Abstract

Systemic hypertension affects almost a quarter of Canadian adults. Although most can achieve adequate blood pressure control using a combination of medical and lifestyle interventions, many have resistant hypertension and are unable to reach their target. Percutaneous renal sympathetic denervation has been developed to address a crucial mechanism in the pathophysiology of hypertension: renal sympathetic overactivity. In 2009, the first-in-man experience with renal denervation was published. Several studies followed, including the randomized Symplicity HTN-2 trial of 106 patients: 6-month mean blood pressure reduction was 32/12 mm Hg in those who underwent renal denervation, vs a change of +1/0 Hg in those who did not.
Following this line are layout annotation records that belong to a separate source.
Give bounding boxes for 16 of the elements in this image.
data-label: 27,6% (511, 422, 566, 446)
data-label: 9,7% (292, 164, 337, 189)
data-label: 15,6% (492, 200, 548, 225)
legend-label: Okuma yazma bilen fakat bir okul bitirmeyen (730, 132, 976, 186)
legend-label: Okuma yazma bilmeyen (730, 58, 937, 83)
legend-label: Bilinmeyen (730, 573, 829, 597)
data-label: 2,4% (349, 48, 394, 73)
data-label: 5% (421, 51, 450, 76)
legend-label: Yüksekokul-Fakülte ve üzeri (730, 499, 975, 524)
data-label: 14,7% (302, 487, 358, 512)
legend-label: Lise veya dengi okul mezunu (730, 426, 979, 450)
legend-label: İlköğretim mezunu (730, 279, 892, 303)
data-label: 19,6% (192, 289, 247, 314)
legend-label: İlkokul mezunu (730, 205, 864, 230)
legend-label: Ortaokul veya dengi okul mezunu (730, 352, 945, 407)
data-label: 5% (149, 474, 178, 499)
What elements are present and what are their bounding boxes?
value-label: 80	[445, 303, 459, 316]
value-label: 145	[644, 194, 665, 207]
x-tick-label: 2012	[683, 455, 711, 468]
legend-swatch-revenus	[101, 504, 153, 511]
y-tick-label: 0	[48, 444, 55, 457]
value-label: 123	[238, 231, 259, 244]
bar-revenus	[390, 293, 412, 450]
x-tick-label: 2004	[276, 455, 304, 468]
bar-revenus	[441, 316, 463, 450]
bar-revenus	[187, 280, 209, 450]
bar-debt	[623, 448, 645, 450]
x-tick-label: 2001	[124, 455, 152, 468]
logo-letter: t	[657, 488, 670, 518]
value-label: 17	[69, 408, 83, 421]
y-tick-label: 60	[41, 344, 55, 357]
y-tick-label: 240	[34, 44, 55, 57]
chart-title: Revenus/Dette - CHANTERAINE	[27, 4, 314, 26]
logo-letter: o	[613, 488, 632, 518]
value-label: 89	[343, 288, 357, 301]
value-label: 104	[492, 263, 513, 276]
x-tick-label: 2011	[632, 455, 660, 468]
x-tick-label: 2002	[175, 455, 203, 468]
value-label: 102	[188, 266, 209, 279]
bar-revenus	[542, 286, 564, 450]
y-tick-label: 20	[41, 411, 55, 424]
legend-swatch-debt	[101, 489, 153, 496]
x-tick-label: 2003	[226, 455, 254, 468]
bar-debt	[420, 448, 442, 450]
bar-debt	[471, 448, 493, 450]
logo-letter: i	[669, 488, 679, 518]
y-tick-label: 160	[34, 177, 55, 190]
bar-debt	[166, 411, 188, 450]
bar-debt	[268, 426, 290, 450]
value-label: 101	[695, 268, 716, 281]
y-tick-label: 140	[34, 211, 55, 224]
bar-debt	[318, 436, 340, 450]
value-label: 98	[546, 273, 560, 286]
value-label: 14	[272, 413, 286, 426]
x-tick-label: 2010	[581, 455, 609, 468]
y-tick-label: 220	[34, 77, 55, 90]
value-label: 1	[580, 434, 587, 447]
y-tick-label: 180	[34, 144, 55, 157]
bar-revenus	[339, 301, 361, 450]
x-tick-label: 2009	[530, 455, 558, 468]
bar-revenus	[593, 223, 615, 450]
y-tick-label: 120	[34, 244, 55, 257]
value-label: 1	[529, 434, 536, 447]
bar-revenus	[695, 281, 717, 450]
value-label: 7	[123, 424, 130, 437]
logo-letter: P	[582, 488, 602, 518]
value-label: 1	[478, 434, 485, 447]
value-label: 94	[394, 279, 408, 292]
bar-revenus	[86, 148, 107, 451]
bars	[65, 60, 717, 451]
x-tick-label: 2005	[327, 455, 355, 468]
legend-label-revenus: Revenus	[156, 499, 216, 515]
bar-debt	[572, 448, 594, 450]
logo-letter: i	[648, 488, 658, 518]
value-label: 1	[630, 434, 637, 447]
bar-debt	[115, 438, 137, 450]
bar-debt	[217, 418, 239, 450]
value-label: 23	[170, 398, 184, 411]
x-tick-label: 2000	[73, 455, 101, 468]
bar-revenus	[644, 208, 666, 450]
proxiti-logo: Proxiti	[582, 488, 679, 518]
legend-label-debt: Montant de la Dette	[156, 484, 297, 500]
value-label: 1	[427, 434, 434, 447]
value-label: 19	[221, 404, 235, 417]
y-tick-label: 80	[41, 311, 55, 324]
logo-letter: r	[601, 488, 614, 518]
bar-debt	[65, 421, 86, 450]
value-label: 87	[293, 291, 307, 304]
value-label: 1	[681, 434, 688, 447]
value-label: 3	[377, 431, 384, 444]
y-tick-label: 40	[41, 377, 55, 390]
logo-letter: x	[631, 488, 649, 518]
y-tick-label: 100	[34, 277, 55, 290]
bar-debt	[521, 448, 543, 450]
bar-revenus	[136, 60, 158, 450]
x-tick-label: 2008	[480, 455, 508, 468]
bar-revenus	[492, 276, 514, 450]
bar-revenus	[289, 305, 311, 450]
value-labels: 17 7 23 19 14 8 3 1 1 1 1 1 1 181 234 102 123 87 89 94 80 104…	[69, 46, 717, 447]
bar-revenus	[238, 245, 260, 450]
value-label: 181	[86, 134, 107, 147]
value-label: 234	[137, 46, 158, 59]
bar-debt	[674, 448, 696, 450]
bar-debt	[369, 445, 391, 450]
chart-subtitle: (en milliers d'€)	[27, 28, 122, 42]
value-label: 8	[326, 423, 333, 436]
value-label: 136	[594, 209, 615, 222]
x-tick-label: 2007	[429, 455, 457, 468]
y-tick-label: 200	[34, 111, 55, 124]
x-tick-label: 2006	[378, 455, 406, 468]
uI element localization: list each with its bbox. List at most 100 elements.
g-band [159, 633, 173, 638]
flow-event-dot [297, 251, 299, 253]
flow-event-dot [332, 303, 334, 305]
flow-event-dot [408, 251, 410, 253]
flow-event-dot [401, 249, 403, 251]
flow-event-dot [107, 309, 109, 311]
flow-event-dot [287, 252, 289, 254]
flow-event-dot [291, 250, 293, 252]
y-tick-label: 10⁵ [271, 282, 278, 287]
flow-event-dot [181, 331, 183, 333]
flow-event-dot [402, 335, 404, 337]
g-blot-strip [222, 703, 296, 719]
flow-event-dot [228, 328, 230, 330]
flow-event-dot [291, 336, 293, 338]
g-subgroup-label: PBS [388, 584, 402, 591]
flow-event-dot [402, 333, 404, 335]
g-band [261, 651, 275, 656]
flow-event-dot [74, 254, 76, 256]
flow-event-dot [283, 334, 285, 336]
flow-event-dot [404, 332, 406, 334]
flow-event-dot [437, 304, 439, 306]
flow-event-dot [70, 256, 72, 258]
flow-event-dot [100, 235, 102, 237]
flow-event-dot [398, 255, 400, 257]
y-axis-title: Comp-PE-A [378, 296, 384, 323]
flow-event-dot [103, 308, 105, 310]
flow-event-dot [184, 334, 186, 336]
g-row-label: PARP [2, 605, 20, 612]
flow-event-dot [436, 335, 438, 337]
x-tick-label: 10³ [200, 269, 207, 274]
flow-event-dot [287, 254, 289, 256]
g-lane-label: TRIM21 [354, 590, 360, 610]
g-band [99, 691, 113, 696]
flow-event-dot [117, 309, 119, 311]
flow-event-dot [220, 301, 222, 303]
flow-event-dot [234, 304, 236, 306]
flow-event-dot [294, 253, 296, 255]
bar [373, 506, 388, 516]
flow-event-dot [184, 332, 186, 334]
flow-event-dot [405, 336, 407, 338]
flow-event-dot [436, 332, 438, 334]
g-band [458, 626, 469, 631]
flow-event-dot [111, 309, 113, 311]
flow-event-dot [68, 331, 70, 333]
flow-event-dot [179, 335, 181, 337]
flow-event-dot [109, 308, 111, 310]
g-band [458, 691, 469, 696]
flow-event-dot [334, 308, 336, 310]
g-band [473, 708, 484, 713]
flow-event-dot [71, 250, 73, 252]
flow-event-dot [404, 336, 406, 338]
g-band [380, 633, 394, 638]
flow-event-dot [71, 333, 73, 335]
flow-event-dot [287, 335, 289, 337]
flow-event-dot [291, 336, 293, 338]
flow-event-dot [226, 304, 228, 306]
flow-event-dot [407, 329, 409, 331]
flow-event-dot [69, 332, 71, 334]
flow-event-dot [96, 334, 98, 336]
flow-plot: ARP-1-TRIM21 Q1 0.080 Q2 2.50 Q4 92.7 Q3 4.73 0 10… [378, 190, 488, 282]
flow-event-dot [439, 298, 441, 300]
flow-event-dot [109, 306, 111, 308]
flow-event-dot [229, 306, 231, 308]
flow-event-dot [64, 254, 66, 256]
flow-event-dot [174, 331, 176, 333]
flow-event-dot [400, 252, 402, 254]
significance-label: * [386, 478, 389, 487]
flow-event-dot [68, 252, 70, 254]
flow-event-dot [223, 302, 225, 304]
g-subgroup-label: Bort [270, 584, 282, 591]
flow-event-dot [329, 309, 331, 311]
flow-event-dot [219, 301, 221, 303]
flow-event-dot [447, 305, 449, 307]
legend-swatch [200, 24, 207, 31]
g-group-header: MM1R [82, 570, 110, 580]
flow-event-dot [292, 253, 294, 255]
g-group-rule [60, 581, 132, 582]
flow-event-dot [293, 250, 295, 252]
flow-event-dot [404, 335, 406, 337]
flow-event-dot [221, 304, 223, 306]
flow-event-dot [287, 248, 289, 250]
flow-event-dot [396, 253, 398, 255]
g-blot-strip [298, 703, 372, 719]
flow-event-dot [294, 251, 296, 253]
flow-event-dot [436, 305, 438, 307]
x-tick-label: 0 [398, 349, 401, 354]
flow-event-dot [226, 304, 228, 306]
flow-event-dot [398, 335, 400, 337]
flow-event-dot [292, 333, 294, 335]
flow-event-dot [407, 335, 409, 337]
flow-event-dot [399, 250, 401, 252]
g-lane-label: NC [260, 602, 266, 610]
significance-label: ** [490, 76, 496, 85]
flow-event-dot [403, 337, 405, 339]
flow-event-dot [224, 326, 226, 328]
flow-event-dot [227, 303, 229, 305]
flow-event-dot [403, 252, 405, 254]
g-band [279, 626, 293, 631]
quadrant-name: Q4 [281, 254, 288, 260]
However, all the evidence to date suffers from the same drawbacks: studies are small, and follow-up is short and largely incomplete. The future of renal denervation will be determined by 3 factors. First, there will be more and better evidence. Symplicity HTN-3 has randomized 530 patients to renal denervation vs a sham procedure; 24-hour ambulatory blood pressure monitoring will be assessed in all participants. Other quality trials will follow, including ones that will assess clinical end points. Second, other indications for this treatment will be investigated. Sympathetic overactivity is implicated in many other conditions, including heart failure and arrhythmia; sympathetic denervation might benefit these patients as well. Third, myriad devices, using different methods to achieve renal denervation, are being developed. The first renal denervation system was approved for clinical use in Canada in March 2012. Until more data are available, patients undergoing this procedure should be carefully screened and, ideally, enrolled in research protocols.